Mexico City Weighs Regulating Airbnb as Home-Sharing Booms

Airbnb has enjoyed a boost in Latin America’s second-largest economy, partly by catering to US citizens seeking affordable destinations

Mexico City Mayor Claudia Sheinbaum
By Maya Averbuch - Nacha Cattan
December 30, 2022 | 04:00 AM

Bloomberg — Mexico City Mayor Claudia Sheinbaum is considering regulating Airbnb Inc. in the country’s capital, soon after announcing a partnership with the company to attract more tourists and remote workers to the densely populated urban center.

Airbnb has enjoyed a boost in Latin America’s second-largest economy, partly by catering to US citizens seeking affordable destinations who have been settling in the country at unprecedented rates, and to tourists who find it convenient to visit given Mexico’s proximity to the US.

Sheinbaum said she’s consulting with other cities that have gone through similar experiences to understand how they managed the company’s presence.

“I’m talking with some mayors who have regulated, because if we don’t, there will be areas that are filled exclusively with Airbnbs,” Sheinbaum told Blooomberg News in an interview Wednesday at City Hall. “That can’t be the case.
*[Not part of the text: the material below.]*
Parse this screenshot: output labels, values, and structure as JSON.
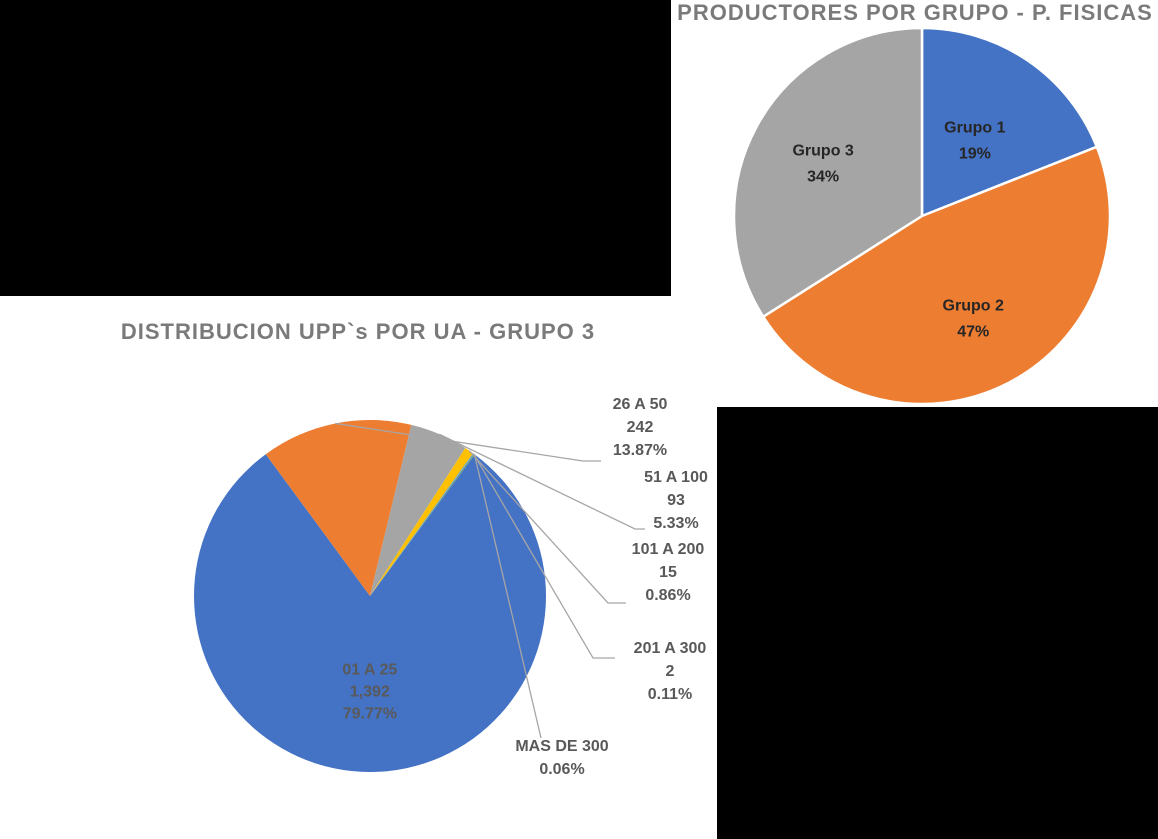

That would generate a lot of problems for the city.”


Airbnb said in a statement that it “looks forward to continuing working with specialists, local governments, NGOs and hosts to be part of the solution to the challenges faced by communities in Mexico City and across the country.”

New York City’s mayor recently proposed regulations requiring far more stringent property requirements that would make it harder for hosts to list apartments where they don’t live. Barcelona threatened the company with fines this year if it didn’t de-list unregistered properties. In France, primary homes are allowed to be used for hosting for only 120 nights a year.

Sheinbaum didn’t specify what kind of regulation she was considering. She had previously said the city government is studying whether the home-sharing company contributes to rising rents, but didn’t find evidence of that at the time.


Mexico City is the sixth largest market in the Americas and the 11th biggest globally for short-term rentals, according to industry data provider AirDNA. It has more than 19,000 rentals on online platforms, the vast majority of those Airbnb listings.

Stays in Mexico City Airbnbs for 28 days or more grew by more than 30% in the second quarter of 2022 compared to the same period in 2019, according to the company.

Tourist arrivals by plane into Mexico were up 18.3% in November compared to a year earlier, according to data from Anahuac University’s tourism research center. Nearly 18 million tourists have taken flights to Mexico in the first 11 months of the year, with 67% coming from the US, the data show.

--With assistance from Michael Tobin.